Studi Zona Tektonik di Wilayah Taiwan berdasarkan Pemetaan Hiposenter
Abstract: Taiwan merupakan
negara yang memiliki tingkat deformasi kerak bumi yang cukup tinggi dan
aktivitas kegempaan yang kuat. Taiwan terletak di batas pertemuan antara
Lempeng Eurasia dan Lempeng Laut Filipina yang merupakan salah satu daerah
seismik yang paling aktif di dunia. Pada abad ke-20, bencana gempabumi di
Taiwan menyebabkan kerusakan yang sangat besar dan sangat mempengaruhi
kehidupan masyarakat. Dengan mengetahui jenis gempabumi berdasarkan letak
hiposenternya, maka dapat diketahui pula gempabumi tersebut termasuk kategori
gempa yang berpotensi menghancurkan atau tidak. Relokasi hiposenter menggunakan
software Hypo71 bertujuan mendapatkan posisi hiposenter yang lebih presisi.

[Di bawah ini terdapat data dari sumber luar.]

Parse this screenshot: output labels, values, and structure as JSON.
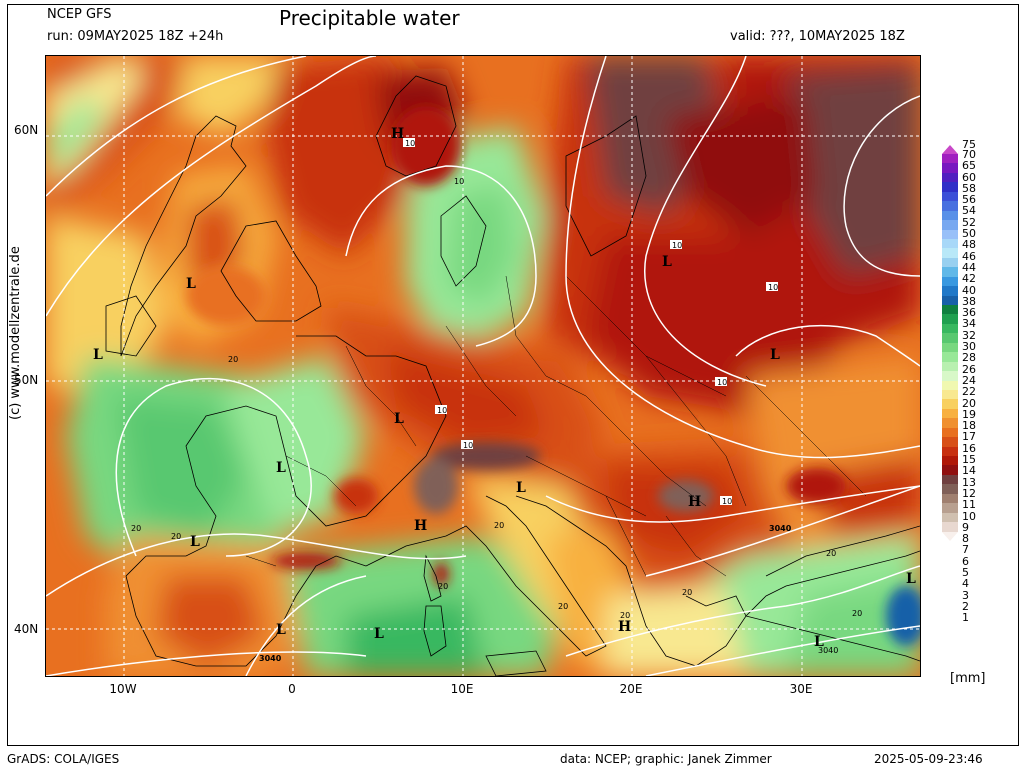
{
  "header": {
    "model": "NCEP GFS",
    "run": "run: 09MAY2025 18Z +24h",
    "title": "Precipitable water",
    "valid": "valid: ???, 10MAY2025 18Z"
  },
  "axes": {
    "lat_labels": [
      "60N",
      "50N",
      "40N"
    ],
    "lon_labels": [
      "10W",
      "0",
      "10E",
      "20E",
      "30E"
    ]
  },
  "colorbar": {
    "levels": [
      "75",
      "70",
      "65",
      "60",
      "58",
      "56",
      "54",
      "52",
      "50",
      "48",
      "46",
      "44",
      "42",
      "40",
      "38",
      "36",
      "34",
      "32",
      "30",
      "28",
      "26",
      "24",
      "22",
      "20",
      "19",
      "18",
      "17",
      "16",
      "15",
      "14",
      "13",
      "12",
      "11",
      "10",
      "9",
      "8",
      "7",
      "6",
      "5",
      "4",
      "3",
      "2",
      "1"
    ],
    "colors": [
      "#c848c8",
      "#a020c0",
      "#7818c0",
      "#5020c0",
      "#3030c8",
      "#3c50d8",
      "#4870e0",
      "#5890e8",
      "#78a8f0",
      "#98c0f8",
      "#a8d8f8",
      "#b8e8f8",
      "#98d0f0",
      "#60b8e8",
      "#3898e0",
      "#2078c8",
      "#1860a8",
      "#108040",
      "#20a050",
      "#38b860",
      "#58c870",
      "#78d880",
      "#98e898",
      "#b8f0b0",
      "#d8f8c8",
      "#f0f8b0",
      "#f8e890",
      "#f8d060",
      "#f8b040",
      "#f09030",
      "#e87020",
      "#d85018",
      "#c83010",
      "#b01808",
      "#901010",
      "#704040",
      "#806058",
      "#a08070",
      "#b8a090",
      "#d0c0b0",
      "#e8d8d0",
      "#f8f0ec"
    ],
    "unit": "[mm]"
  },
  "map_labels": {
    "pressure_centers": [
      "H",
      "L",
      "L",
      "L",
      "L",
      "L",
      "L",
      "L",
      "L",
      "L",
      "H",
      "H",
      "H",
      "L",
      "L",
      "L"
    ],
    "contour_values": [
      "10",
      "10",
      "10",
      "10",
      "10",
      "10",
      "10",
      "10",
      "20",
      "20",
      "20",
      "20",
      "20",
      "20",
      "20",
      "20",
      "20",
      "20",
      "3040",
      "3040"
    ]
  },
  "credit": "(c) www.modellzentrale.de",
  "footer": {
    "left": "GrADS: COLA/IGES",
    "center": "data: NCEP; graphic: Janek Zimmer",
    "right": "2025-05-09-23:46"
  }
}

Data yang digunakan adalah gempa dengan kekuatan > 4,7 yang terekam selama
rentang waktu 1 Januari 2009 - 31 Desember 2010. Software Hypo71 membutuhkan
data masukan tebakan awal yang berupa nama stasiun, letak stasiun, model
kecepatan bumi, dan identitas kejadian gempa yang meliputi tanggal, bulan,
tahun, waktu tiba gelombang P dan gelombang S. Hasil relokasi gempa dengan
menggunakan Hypo71 menunjukkan bahwa lokasi hiposenter memiliki sebaran yang
lebih fokus daripada sebaran hiposenter sebelum relokasi. Hal ini dapat
menjelaskan adanya koherensi antara tren posisi hiposenter dengan kondisi
tektonik di wilayah penelitian, yaitu di sekitar zona patahan di Longitudinal
Valley dan zona subduksi antara Lempeng Eurasia dan Lempeng Laut Filipina.